The argument the Corps keeps giving is that people downstream would be hurt unnecessarily if the rates were decreased before now.  Not true.  Not one single stakeholder on the river had problems with operation at 3600cfs for over 12 consecutive months in the drought of 2008-9.  The only people who complained were environmental groups expressing concern that problems MIGHT occur at this low a flow to the river. 

There are a number of very strong arguments to counter holding flows up because they MIGHT be a problem. 
  1. If a REAL problem occurs the release rates can be increased when that happens
  2. Nature only provides 3600cfs input averaged over a year so anything higher than that is man trying to one up Nature. Man just isn't that smart.  Smoothing out flooding and the severity of the driest parts of droughts makes sense but trying to generate water out of thin air does not.

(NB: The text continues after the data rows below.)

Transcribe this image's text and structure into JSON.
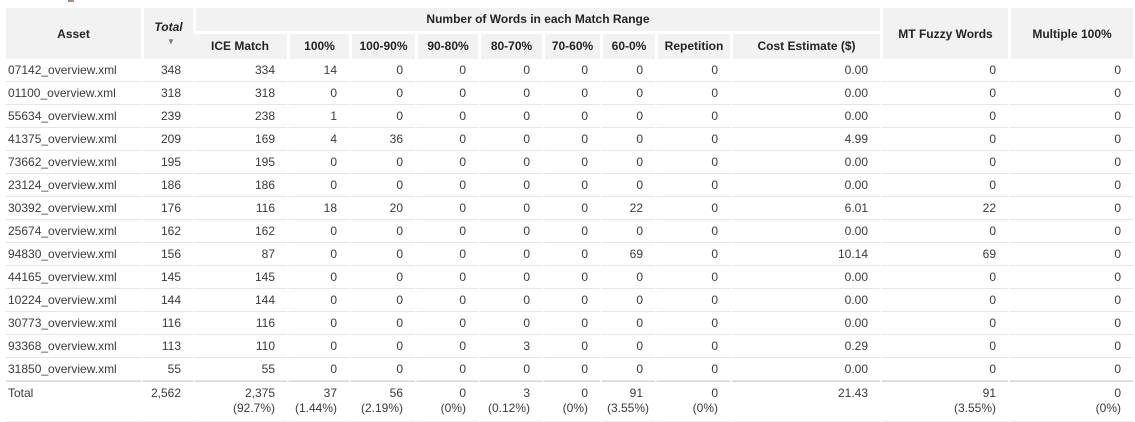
{
  "colors": {
    "header_bg": "#f2f2f2",
    "header_text": "#252423",
    "cell_text": "#3b3a39",
    "row_line": "#e6e6e6",
    "total_line": "#d8d8d8"
  },
  "icons": {
    "sort_descending": "▼"
  },
  "table": {
    "headers": {
      "asset": "Asset",
      "total": "Total",
      "group": "Number of Words in each Match Range",
      "sub": [
        "ICE Match",
        "100%",
        "100-90%",
        "90-80%",
        "80-70%",
        "70-60%",
        "60-0%",
        "Repetition",
        "Cost Estimate ($)"
      ],
      "mt_fuzzy": "MT Fuzzy Words",
      "multiple_100": "Multiple 100%"
    },
    "rows": [
      [
        "07142_overview.xml",
        "348",
        "334",
        "14",
        "0",
        "0",
        "0",
        "0",
        "0",
        "0",
        "0.00",
        "0",
        "0"
      ],
      [
        "01100_overview.xml",
        "318",
        "318",
        "0",
        "0",
        "0",
        "0",
        "0",
        "0",
        "0",
        "0.00",
        "0",
        "0"
      ],
      [
        "55634_overview.xml",
        "239",
        "238",
        "1",
        "0",
        "0",
        "0",
        "0",
        "0",
        "0",
        "0.00",
        "0",
        "0"
      ],
      [
        "41375_overview.xml",
        "209",
        "169",
        "4",
        "36",
        "0",
        "0",
        "0",
        "0",
        "0",
        "4.99",
        "0",
        "0"
      ],
      [
        "73662_overview.xml",
        "195",
        "195",
        "0",
        "0",
        "0",
        "0",
        "0",
        "0",
        "0",
        "0.00",
        "0",
        "0"
      ],
      [
        "23124_overview.xml",
        "186",
        "186",
        "0",
        "0",
        "0",
        "0",
        "0",
        "0",
        "0",
        "0.00",
        "0",
        "0"
      ],
      [
        "30392_overview.xml",
        "176",
        "116",
        "18",
        "20",
        "0",
        "0",
        "0",
        "22",
        "0",
        "6.01",
        "22",
        "0"
      ],
      [
        "25674_overview.xml",
        "162",
        "162",
        "0",
        "0",
        "0",
        "0",
        "0",
        "0",
        "0",
        "0.00",
        "0",
        "0"
      ],
      [
        "94830_overview.xml",
        "156",
        "87",
        "0",
        "0",
        "0",
        "0",
        "0",
        "69",
        "0",
        "10.14",
        "69",
        "0"
      ],
      [
        "44165_overview.xml",
        "145",
        "145",
        "0",
        "0",
        "0",
        "0",
        "0",
        "0",
        "0",
        "0.00",
        "0",
        "0"
      ],
      [
        "10224_overview.xml",
        "144",
        "144",
        "0",
        "0",
        "0",
        "0",
        "0",
        "0",
        "0",
        "0.00",
        "0",
        "0"
      ],
      [
        "30773_overview.xml",
        "116",
        "116",
        "0",
        "0",
        "0",
        "0",
        "0",
        "0",
        "0",
        "0.00",
        "0",
        "0"
      ],
      [
        "93368_overview.xml",
        "113",
        "110",
        "0",
        "0",
        "0",
        "3",
        "0",
        "0",
        "0",
        "0.29",
        "0",
        "0"
      ],
      [
        "31850_overview.xml",
        "55",
        "55",
        "0",
        "0",
        "0",
        "0",
        "0",
        "0",
        "0",
        "0.00",
        "0",
        "0"
      ]
    ],
    "total": {
      "label": "Total",
      "cells": [
        {
          "v": "2,562",
          "p": ""
        },
        {
          "v": "2,375",
          "p": "(92.7%)"
        },
        {
          "v": "37",
          "p": "(1.44%)"
        },
        {
          "v": "56",
          "p": "(2.19%)"
        },
        {
          "v": "0",
          "p": "(0%)"
        },
        {
          "v": "3",
          "p": "(0.12%)"
        },
        {
          "v": "0",
          "p": "(0%)"
        },
        {
          "v": "91",
          "p": "(3.55%)"
        },
        {
          "v": "0",
          "p": "(0%)"
        },
        {
          "v": "21.43",
          "p": ""
        },
        {
          "v": "91",
          "p": "(3.55%)"
        },
        {
          "v": "0",
          "p": "(0%)"
        }
      ]
    }
  }
}
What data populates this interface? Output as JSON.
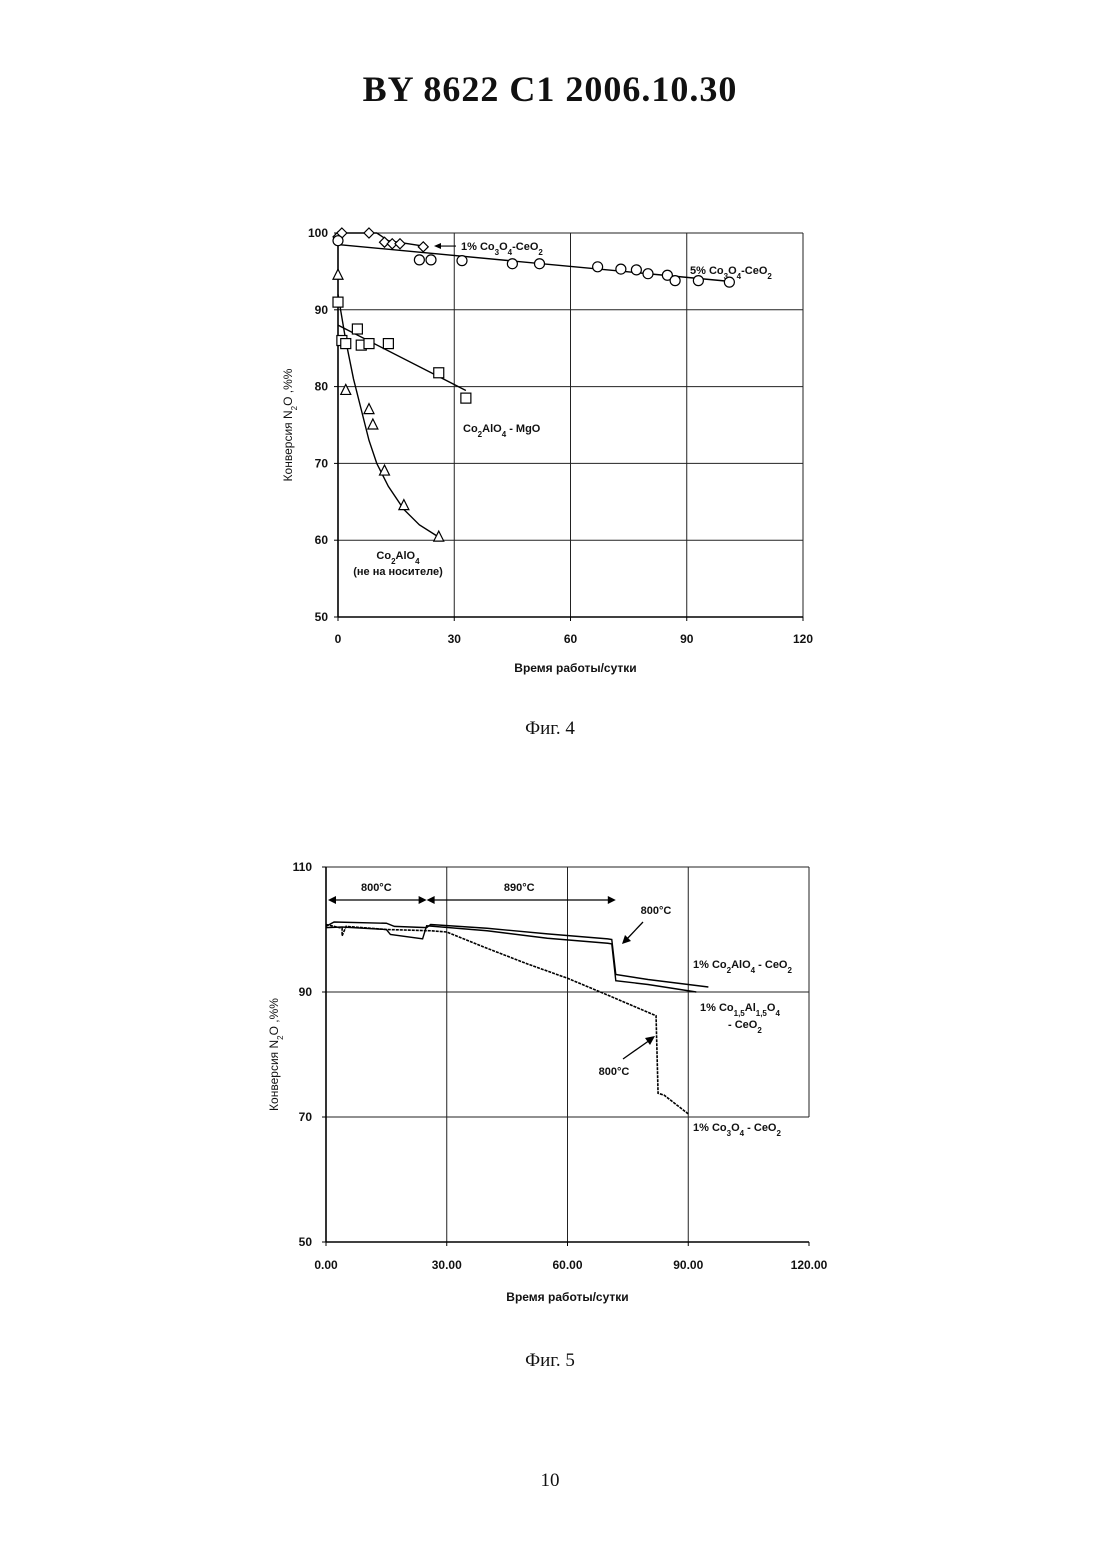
{
  "page": {
    "header": "BY 8622 C1 2006.10.30",
    "fig4_caption": "Фиг. 4",
    "fig5_caption": "Фиг. 5",
    "page_number": "10"
  },
  "chart_data": [
    {
      "type": "scatter",
      "xlabel": "Время работы/сутки",
      "ylabel": "Конверсия N2O ,%%",
      "xlim": [
        0,
        120
      ],
      "ylim": [
        50,
        100
      ],
      "xticks": [
        "0",
        "30",
        "60",
        "90",
        "120"
      ],
      "yticks": [
        "50",
        "60",
        "70",
        "80",
        "90",
        "100"
      ],
      "grid": true,
      "series": [
        {
          "name": "1% Co3O4-CeO2",
          "marker": "diamond",
          "points": [
            [
              0,
              99.5
            ],
            [
              1,
              100
            ],
            [
              8,
              100
            ],
            [
              12,
              98.8
            ],
            [
              14,
              98.6
            ],
            [
              16,
              98.6
            ],
            [
              22,
              98.2
            ]
          ],
          "trend": [
            [
              0,
              100
            ],
            [
              10,
              100
            ],
            [
              13,
              99
            ],
            [
              22,
              98.3
            ]
          ]
        },
        {
          "name": "5% Co3O4-CeO2",
          "marker": "circle",
          "points": [
            [
              0,
              99
            ],
            [
              21,
              96.5
            ],
            [
              24,
              96.5
            ],
            [
              32,
              96.4
            ],
            [
              45,
              96
            ],
            [
              52,
              96
            ],
            [
              67,
              95.6
            ],
            [
              73,
              95.3
            ],
            [
              77,
              95.2
            ],
            [
              80,
              94.7
            ],
            [
              85,
              94.5
            ],
            [
              87,
              93.8
            ],
            [
              93,
              93.8
            ],
            [
              101,
              93.6
            ]
          ],
          "trend": [
            [
              0,
              98.5
            ],
            [
              101,
              93.7
            ]
          ]
        },
        {
          "name": "Co2AlO4 - MgO",
          "marker": "square",
          "points": [
            [
              0,
              91
            ],
            [
              1,
              86
            ],
            [
              2,
              85.6
            ],
            [
              5,
              87.5
            ],
            [
              6,
              85.4
            ],
            [
              8,
              85.6
            ],
            [
              13,
              85.6
            ],
            [
              26,
              81.8
            ],
            [
              33,
              78.5
            ]
          ],
          "trend": [
            [
              0,
              88
            ],
            [
              33,
              79.5
            ]
          ]
        },
        {
          "name": "Co2AlO4 (не на носителе)",
          "marker": "triangle",
          "points": [
            [
              0,
              94.5
            ],
            [
              2,
              79.5
            ],
            [
              8,
              77
            ],
            [
              9,
              75
            ],
            [
              12,
              69
            ],
            [
              17,
              64.5
            ],
            [
              26,
              60.4
            ]
          ],
          "trend": [
            [
              0,
              92
            ],
            [
              2,
              86
            ],
            [
              4,
              81
            ],
            [
              6,
              77
            ],
            [
              8,
              73
            ],
            [
              10,
              70
            ],
            [
              13,
              67
            ],
            [
              17,
              64
            ],
            [
              21,
              62
            ],
            [
              26,
              60.4
            ]
          ]
        }
      ],
      "annotations": {
        "co3o4_1": "1% Co3O4-CeO2",
        "co3o4_5": "5% Co3O4-CeO2",
        "mgo_label": "Co2AlO4 - MgO",
        "unsupported_1": "Co2AlO4",
        "unsupported_2": "(не на носителе)"
      }
    },
    {
      "type": "line",
      "xlabel": "Время работы/сутки",
      "ylabel": "Конверсия N2O ,%%",
      "xlim": [
        0,
        120
      ],
      "ylim": [
        50,
        110
      ],
      "xticks": [
        "0.00",
        "30.00",
        "60.00",
        "90.00",
        "120.00"
      ],
      "yticks": [
        "50",
        "70",
        "90",
        "110"
      ],
      "grid": true,
      "series": [
        {
          "name": "1% Co2AlO4 - CeO2",
          "points": [
            [
              0,
              100.5
            ],
            [
              2,
              101.2
            ],
            [
              15,
              101
            ],
            [
              17,
              100.5
            ],
            [
              25,
              100.3
            ],
            [
              26,
              100.8
            ],
            [
              40,
              100.2
            ],
            [
              55,
              99.3
            ],
            [
              70,
              98.5
            ],
            [
              71,
              98.4
            ],
            [
              72,
              92.8
            ],
            [
              80,
              92
            ],
            [
              90,
              91.2
            ],
            [
              95,
              90.8
            ]
          ]
        },
        {
          "name": "1% Co1,5Al1,5O4 - CeO2",
          "points": [
            [
              0,
              100.3
            ],
            [
              4,
              100.4
            ],
            [
              15,
              100
            ],
            [
              16,
              99.2
            ],
            [
              24,
              98.5
            ],
            [
              25,
              100.6
            ],
            [
              40,
              99.8
            ],
            [
              55,
              98.6
            ],
            [
              70,
              97.8
            ],
            [
              71,
              97.7
            ],
            [
              72,
              91.8
            ],
            [
              80,
              91.2
            ],
            [
              92,
              90
            ]
          ]
        },
        {
          "name": "1% Co3O4 - CeO2",
          "points": [
            [
              0,
              100.8
            ],
            [
              4,
              100.2
            ],
            [
              4,
              99
            ],
            [
              5,
              100.5
            ],
            [
              15,
              100
            ],
            [
              26,
              99.8
            ],
            [
              30,
              99.6
            ],
            [
              40,
              97
            ],
            [
              50,
              94.5
            ],
            [
              60,
              92.2
            ],
            [
              70,
              89.5
            ],
            [
              82,
              86.2
            ],
            [
              82.5,
              73.8
            ],
            [
              84,
              73.5
            ],
            [
              90,
              70.5
            ]
          ]
        }
      ],
      "annotations": {
        "temp_800_a": "800°C",
        "temp_890": "890°C",
        "temp_800_b": "800°C",
        "temp_800_c": "800°C",
        "label_co2alo4": "1% Co2AlO4 - CeO2",
        "label_co15_1": "1% Co1,5Al1,5O4",
        "label_co15_2": "- CeO2",
        "label_co3o4": "1% Co3O4 - CeO2"
      }
    }
  ]
}
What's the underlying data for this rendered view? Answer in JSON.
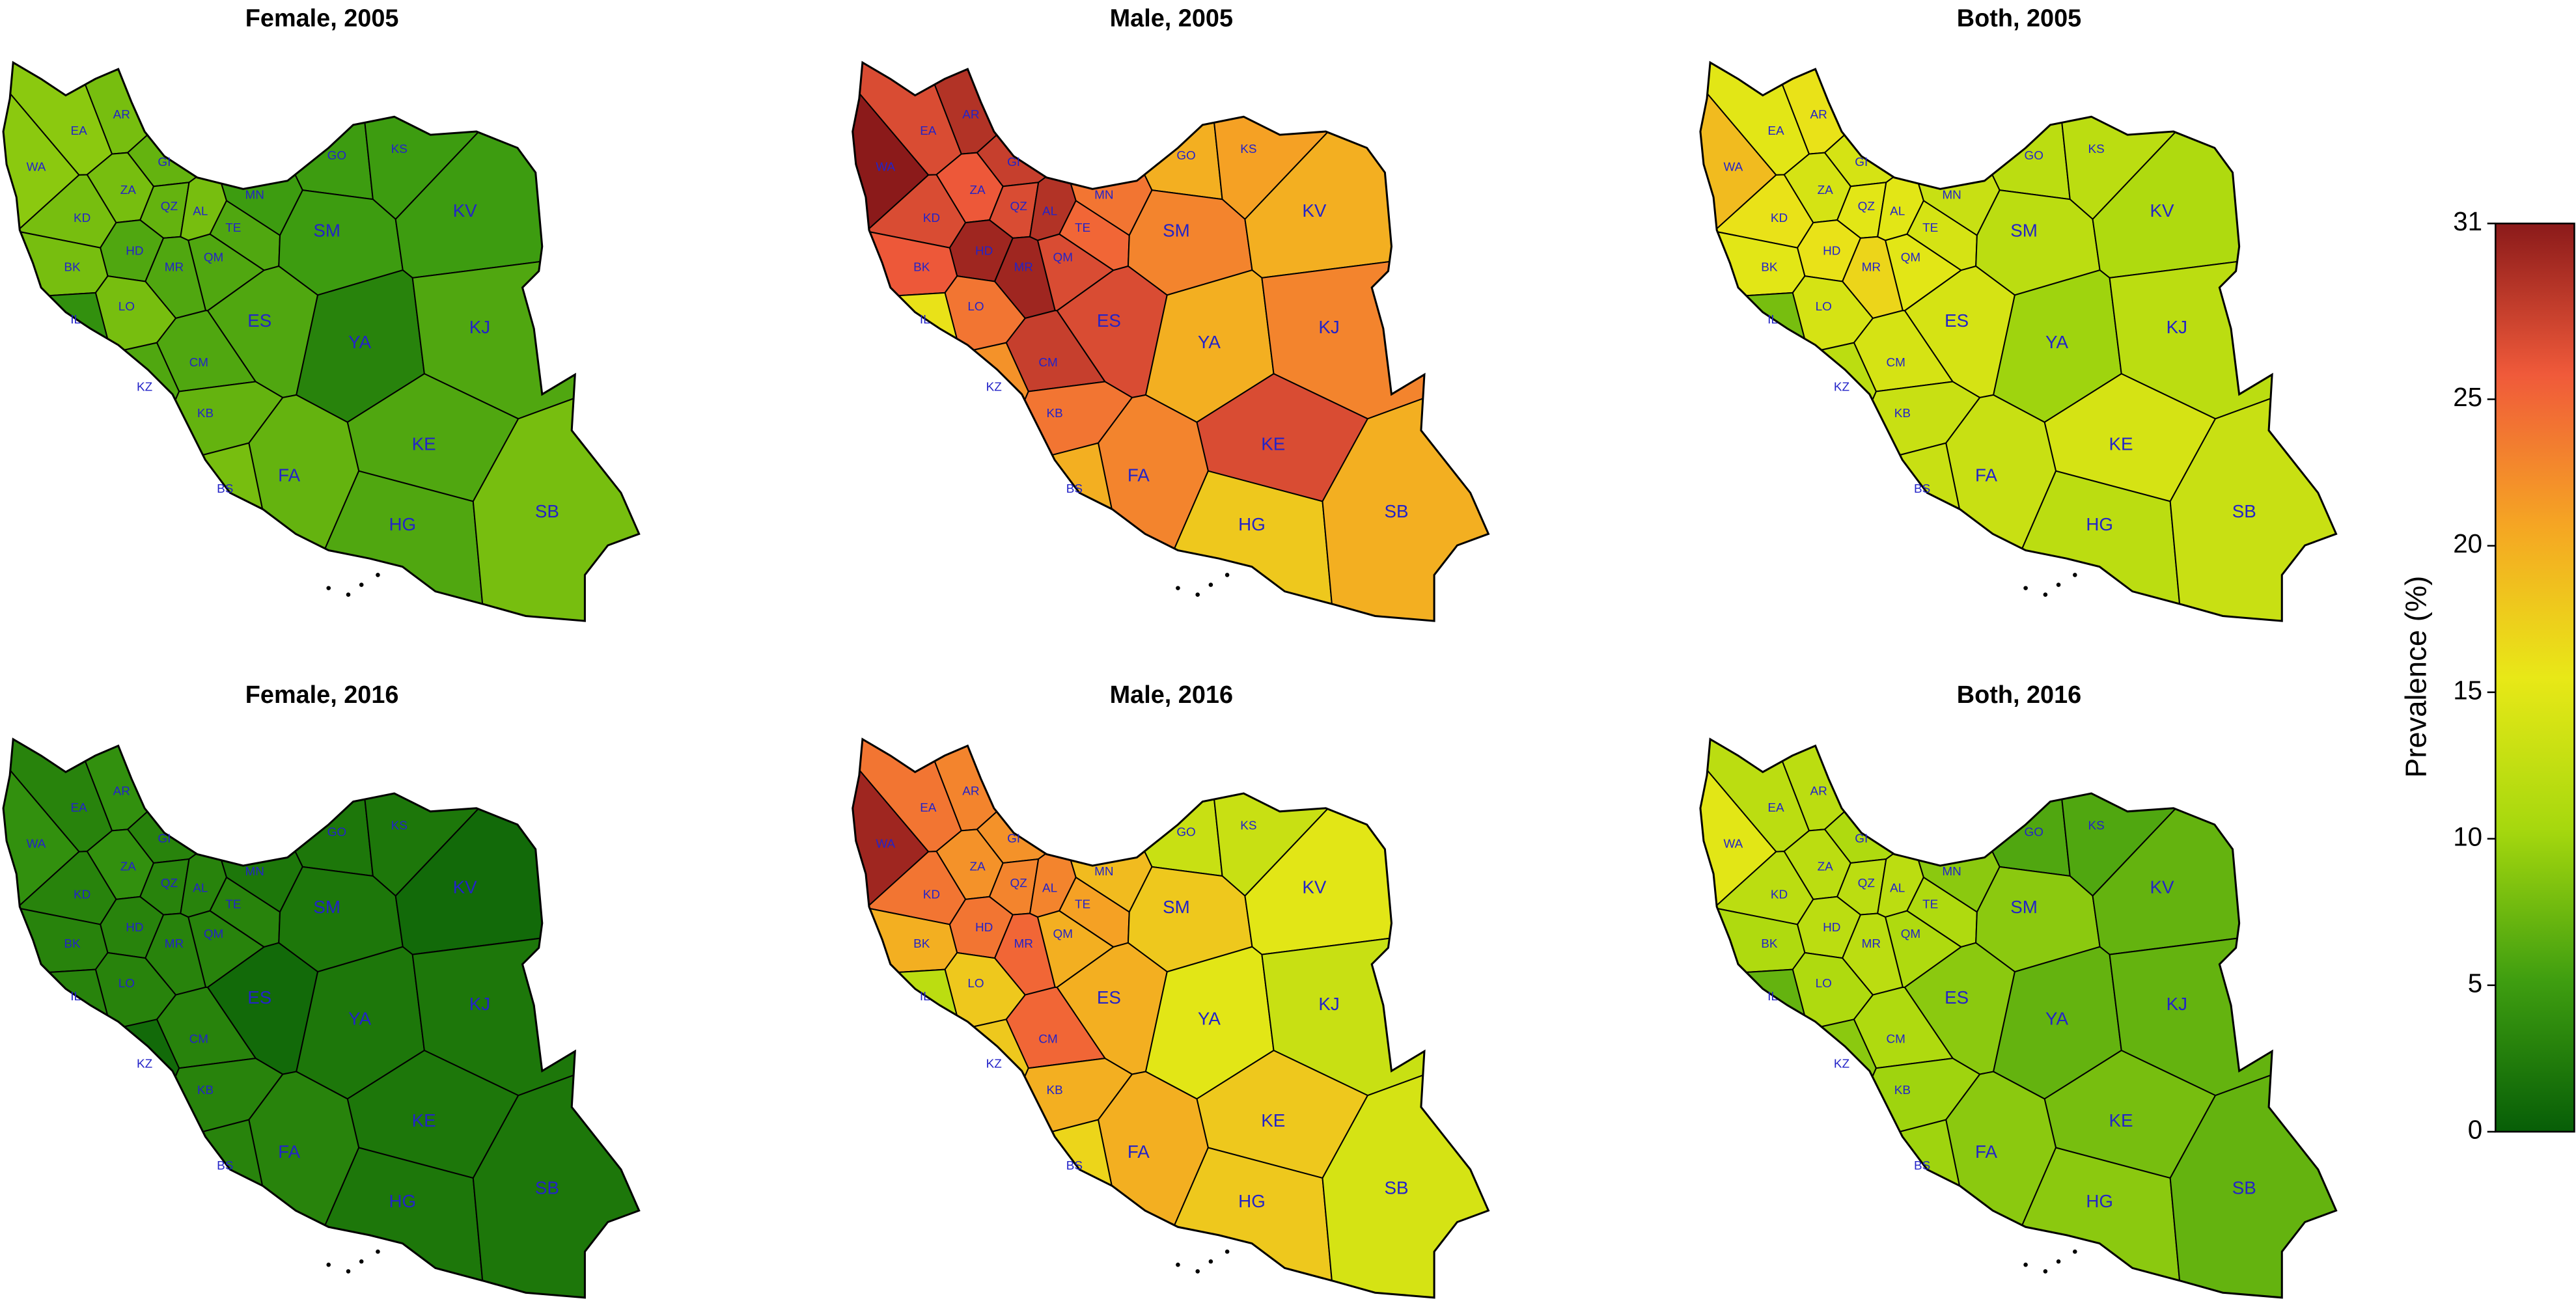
{
  "regions": [
    "EA",
    "AR",
    "WA",
    "GI",
    "ZA",
    "KD",
    "QZ",
    "AL",
    "TE",
    "MN",
    "GO",
    "KS",
    "SM",
    "KV",
    "BK",
    "HD",
    "QM",
    "MR",
    "LO",
    "IL",
    "ES",
    "YA",
    "KJ",
    "CM",
    "KZ",
    "KB",
    "KE",
    "FA",
    "BS",
    "HG",
    "SB"
  ],
  "panels": [
    {
      "title": "Female, 2005",
      "values": [
        9,
        8,
        9,
        7,
        8,
        8,
        7,
        8,
        6,
        5,
        5,
        5,
        5,
        5,
        8,
        6,
        6,
        6,
        8,
        4,
        6,
        3,
        6,
        6,
        6,
        7,
        6,
        7,
        8,
        6,
        8
      ]
    },
    {
      "title": "Male, 2005",
      "values": [
        27,
        29,
        31,
        28,
        26,
        27,
        27,
        29,
        25,
        24,
        20,
        21,
        23,
        20,
        26,
        30,
        27,
        30,
        24,
        16,
        27,
        20,
        23,
        28,
        22,
        24,
        27,
        23,
        20,
        18,
        20
      ]
    },
    {
      "title": "Both, 2005",
      "values": [
        15,
        16,
        19,
        14,
        14,
        16,
        15,
        15,
        14,
        13,
        12,
        12,
        12,
        11,
        15,
        16,
        15,
        17,
        14,
        8,
        14,
        10,
        12,
        14,
        12,
        13,
        14,
        13,
        13,
        12,
        13
      ]
    },
    {
      "title": "Female, 2016",
      "values": [
        3,
        4,
        4,
        3,
        4,
        3,
        3,
        3,
        3,
        2,
        2,
        2,
        2,
        1,
        3,
        3,
        3,
        3,
        3,
        3,
        1,
        2,
        2,
        3,
        1,
        3,
        2,
        3,
        3,
        2,
        2
      ]
    },
    {
      "title": "Male, 2016",
      "values": [
        24,
        23,
        30,
        22,
        22,
        24,
        23,
        23,
        21,
        19,
        13,
        13,
        18,
        15,
        20,
        24,
        20,
        25,
        18,
        12,
        20,
        15,
        13,
        25,
        18,
        20,
        18,
        20,
        17,
        18,
        14
      ]
    },
    {
      "title": "Both, 2016",
      "values": [
        12,
        12,
        15,
        11,
        12,
        12,
        12,
        12,
        11,
        9,
        6,
        6,
        9,
        7,
        11,
        12,
        11,
        12,
        11,
        7,
        9,
        7,
        7,
        11,
        9,
        10,
        8,
        9,
        10,
        9,
        7
      ]
    }
  ],
  "colorbar": {
    "label": "Prevalence (%)",
    "lim": [
      0,
      31
    ],
    "ticks": [
      0,
      5,
      10,
      15,
      20,
      25,
      31
    ],
    "colors": [
      "#075e07",
      "#3f9e10",
      "#a6d80e",
      "#e8e817",
      "#f5a623",
      "#f05a3a",
      "#8b1a1a"
    ]
  }
}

  3. Water is one of our most precious commodities.  It ranks right up there with air.  Deliberately throwing fresh water away by releasing more to the ocean than nature does is criminal and needs to stop.
These challenges are taken care of by simply dropping releases to 3600cfs (3100 in winter months) whenever the lakes are down 2'.  No more water is going to the ocean than nature requires.  No one is harmed downstream based on past experience.  And true balance between the lakes and the river is achieved (i.e. neither the river nor the lakes are getting more water than the other).